In that sense, Lockard sees the role of his company not as the exclusive originator of remarkable remodels and creative new construction, but rather as the conduit by which homeowners can see their ideas come to fruition.
“It is, ultimately, the client who’s going to live with it,” Lockard says of the kitchens and bathrooms his company helps to craft, blending functionality with imagination.
From custom cabinets crafted of arresting woods to attention-getting countertops and even sculptural stone elements, the role of Kitchen and Bath Designs, its owner says, is to help “the artist within our clients come out.”
The process of building a dream kitchen or bathroom, either from scratch or as a remodel, begins with education, Lockard says. As he describes, a person typically buys a new house or remodels an old one only every 12-15 years; in other words, the average American has purchased three cars before they’ve bought or remodeled a kitchen. A lot can change in that time, from innovative new products to contemporary design elements. And unlike buying a new car, visualizing and then constructing a new kitchen is relatively intangible – a kitchen or bathroom doesn’t exist, except on paper, until it’s built – which can prove challenging for people unaccustomed to thinking and dreaming in two dimensions. That’s where Lockard’s Kitchen and Bath Design staff come in.
“A hundred different questions need to be answered when designing a typical kitchen,” Lockard says, noting that style, use of space, and budget are just a few of the elements that factor in when creating a new room or remodeling an old space.
Kitchen design is especially important since its functionality should ideally meld with its role as the hub of most households. “When entertaining, everyone gravitates to the kitchen,” says Lockard, noting that a kitchen’s design should reflect its owner’s style.

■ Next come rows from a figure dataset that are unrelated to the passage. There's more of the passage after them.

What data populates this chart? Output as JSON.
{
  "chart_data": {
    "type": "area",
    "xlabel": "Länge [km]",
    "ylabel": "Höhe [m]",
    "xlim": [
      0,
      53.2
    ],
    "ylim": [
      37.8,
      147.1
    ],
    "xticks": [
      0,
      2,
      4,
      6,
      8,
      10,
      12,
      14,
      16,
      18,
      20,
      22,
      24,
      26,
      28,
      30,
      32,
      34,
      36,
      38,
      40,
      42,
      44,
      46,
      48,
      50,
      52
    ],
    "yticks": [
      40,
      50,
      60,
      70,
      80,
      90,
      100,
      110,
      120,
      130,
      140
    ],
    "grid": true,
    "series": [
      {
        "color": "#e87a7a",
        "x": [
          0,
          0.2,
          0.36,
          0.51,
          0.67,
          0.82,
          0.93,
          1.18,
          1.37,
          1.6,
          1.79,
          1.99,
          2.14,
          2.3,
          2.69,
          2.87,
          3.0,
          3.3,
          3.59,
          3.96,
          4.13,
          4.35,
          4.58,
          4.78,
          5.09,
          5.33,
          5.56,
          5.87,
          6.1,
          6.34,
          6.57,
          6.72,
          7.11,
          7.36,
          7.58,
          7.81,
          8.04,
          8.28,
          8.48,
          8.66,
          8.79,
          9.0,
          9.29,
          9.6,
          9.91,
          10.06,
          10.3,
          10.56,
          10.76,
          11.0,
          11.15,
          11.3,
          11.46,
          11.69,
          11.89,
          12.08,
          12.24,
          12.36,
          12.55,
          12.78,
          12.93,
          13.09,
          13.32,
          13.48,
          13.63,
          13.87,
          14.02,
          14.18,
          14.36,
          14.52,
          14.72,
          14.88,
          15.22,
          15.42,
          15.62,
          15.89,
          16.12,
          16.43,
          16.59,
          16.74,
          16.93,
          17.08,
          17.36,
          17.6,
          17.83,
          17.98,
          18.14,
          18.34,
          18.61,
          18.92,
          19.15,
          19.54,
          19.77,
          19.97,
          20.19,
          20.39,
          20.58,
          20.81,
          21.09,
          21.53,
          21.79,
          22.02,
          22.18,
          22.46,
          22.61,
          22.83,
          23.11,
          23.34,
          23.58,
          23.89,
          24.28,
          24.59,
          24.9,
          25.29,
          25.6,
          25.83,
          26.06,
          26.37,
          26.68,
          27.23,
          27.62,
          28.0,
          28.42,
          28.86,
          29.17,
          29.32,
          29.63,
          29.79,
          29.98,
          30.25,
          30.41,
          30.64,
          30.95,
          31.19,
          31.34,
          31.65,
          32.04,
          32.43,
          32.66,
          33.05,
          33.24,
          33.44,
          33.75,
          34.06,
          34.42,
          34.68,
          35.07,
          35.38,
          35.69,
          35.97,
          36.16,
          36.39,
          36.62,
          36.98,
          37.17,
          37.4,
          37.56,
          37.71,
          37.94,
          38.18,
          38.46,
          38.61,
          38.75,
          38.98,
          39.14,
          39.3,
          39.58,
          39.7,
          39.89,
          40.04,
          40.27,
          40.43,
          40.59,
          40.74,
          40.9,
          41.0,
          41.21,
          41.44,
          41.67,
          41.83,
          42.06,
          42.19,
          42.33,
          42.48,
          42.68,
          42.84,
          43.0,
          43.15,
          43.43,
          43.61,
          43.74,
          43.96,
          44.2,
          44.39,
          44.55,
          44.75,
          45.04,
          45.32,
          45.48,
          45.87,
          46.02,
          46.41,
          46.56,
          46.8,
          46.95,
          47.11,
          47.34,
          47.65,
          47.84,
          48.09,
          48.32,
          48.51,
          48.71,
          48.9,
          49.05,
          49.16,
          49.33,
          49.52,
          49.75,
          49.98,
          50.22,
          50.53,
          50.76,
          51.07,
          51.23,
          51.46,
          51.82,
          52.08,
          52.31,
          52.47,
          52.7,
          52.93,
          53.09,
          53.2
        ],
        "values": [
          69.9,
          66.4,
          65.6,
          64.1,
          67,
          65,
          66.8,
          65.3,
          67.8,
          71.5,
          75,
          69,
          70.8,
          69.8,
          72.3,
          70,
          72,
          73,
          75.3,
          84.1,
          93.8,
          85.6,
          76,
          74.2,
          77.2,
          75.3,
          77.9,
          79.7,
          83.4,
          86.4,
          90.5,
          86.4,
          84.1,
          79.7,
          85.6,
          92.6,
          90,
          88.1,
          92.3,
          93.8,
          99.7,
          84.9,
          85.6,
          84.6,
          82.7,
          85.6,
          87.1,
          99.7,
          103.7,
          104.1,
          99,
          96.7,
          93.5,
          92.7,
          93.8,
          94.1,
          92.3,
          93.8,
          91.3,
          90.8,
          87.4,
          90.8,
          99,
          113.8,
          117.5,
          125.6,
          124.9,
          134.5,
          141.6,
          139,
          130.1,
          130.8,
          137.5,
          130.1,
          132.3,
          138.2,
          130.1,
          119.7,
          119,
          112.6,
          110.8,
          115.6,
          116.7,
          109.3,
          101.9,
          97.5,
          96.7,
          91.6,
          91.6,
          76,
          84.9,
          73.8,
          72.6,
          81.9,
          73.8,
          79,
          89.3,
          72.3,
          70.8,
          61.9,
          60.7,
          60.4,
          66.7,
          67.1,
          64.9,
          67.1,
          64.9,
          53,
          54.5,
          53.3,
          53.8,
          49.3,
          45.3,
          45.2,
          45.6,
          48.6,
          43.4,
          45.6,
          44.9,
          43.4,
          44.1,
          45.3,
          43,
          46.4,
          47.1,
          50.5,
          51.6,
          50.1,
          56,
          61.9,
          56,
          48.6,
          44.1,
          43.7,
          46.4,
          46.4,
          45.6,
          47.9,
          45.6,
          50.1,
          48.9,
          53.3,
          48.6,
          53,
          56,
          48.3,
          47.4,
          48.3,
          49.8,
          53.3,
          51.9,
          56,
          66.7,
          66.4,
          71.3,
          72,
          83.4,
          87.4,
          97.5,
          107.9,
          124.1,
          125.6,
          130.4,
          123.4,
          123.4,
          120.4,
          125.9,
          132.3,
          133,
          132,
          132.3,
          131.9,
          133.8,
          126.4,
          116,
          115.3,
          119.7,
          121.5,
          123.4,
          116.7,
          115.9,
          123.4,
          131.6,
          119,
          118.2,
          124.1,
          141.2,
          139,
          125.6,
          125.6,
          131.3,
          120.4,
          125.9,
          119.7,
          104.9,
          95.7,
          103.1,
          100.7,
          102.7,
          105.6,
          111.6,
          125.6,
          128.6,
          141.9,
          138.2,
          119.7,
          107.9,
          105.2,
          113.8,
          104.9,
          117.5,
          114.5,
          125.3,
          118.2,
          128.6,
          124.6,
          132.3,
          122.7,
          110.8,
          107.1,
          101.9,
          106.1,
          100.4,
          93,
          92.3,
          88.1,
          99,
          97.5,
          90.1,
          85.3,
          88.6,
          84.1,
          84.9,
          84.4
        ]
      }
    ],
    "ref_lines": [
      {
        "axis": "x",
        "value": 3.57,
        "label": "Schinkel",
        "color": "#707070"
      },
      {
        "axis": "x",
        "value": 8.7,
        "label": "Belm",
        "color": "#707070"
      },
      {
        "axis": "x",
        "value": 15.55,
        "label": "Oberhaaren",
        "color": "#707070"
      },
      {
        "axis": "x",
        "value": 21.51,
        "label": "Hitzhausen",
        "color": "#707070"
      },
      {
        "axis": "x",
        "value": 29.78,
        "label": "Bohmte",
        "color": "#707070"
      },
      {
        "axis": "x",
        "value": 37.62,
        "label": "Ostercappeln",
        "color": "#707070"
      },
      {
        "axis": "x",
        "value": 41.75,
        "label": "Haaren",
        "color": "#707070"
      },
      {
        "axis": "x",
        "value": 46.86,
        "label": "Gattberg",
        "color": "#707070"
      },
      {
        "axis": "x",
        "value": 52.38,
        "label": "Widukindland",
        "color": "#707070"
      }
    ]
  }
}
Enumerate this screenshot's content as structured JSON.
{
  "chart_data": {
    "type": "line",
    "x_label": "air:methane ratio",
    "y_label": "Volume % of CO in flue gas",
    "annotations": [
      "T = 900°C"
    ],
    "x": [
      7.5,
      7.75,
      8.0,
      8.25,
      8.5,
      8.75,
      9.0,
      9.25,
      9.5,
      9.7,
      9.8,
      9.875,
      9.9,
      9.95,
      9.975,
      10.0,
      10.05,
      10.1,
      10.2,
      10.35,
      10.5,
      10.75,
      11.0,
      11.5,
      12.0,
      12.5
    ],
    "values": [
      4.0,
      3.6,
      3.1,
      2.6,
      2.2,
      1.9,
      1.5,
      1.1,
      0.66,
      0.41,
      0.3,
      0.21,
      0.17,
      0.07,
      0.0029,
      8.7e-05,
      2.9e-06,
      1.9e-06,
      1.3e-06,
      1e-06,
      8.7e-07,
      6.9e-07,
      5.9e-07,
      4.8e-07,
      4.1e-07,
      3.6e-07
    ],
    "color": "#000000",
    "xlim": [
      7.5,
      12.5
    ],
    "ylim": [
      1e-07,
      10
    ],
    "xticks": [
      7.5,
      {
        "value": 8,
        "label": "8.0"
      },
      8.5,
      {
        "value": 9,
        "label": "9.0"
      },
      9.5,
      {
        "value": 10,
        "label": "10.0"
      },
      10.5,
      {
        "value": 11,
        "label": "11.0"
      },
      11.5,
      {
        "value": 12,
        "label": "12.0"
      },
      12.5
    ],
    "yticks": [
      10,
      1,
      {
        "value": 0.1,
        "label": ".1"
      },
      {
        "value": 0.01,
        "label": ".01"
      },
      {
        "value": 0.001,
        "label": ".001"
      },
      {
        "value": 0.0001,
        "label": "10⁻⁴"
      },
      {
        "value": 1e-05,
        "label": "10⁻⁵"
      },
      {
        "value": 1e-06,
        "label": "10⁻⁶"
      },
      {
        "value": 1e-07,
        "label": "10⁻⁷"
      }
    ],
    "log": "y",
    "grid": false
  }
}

Attention to detail is, then, the cornerstone of the company’s ethic. This is a reflection of Lockard’s own background as a fourth generation violin maker – “The only kid in the neighborhood with a violin shop in his basement,” he says, noting he had already retired from the business of building some of the industry’s finest and most prized instruments by the time he was 20. He then channeled that skill into building cabinets for a high-end cabinetry company in Seattle.
“I love working with wood – I love wood finishes, seeing the textures of wood and its colors, its styling,” he says.
It was Lockard’s love of kayaking and ice climbing, though, that brought him to this corner of Colorado in 2004. He ultimately settled in Ouray where he worked as a custom woodworker, and then later purchased the old Biota plant building with the intention of making it into his new Kitchen and Bath Designs workshop. He has since evolved that space into a kayak factory, where he crafts composite carbon fiber kayaks.
It used to be that homeowners came to Lockhard looking to redesign a kitchen so they could flip their house. Nowadays, people are coming to him because they realize they may not be selling their house any time soon, and want to enjoy a custom-designed kitchen in the meantime. It is perhaps for this reason that Lockhard has seen his company grow despite the down economy, and has managed to keep all of his staff employed since opening his store in Montrose in 2008 and later, opening the Telluride branch in 2009.
“We continue to grow,” Lockard says of the company, “but I feel like the company isn’t really about me – it’s really about my employees. I have a really great staff,” he says, adding tongue-in-cheek; “That’s really all I’m good at: Hiring good people.”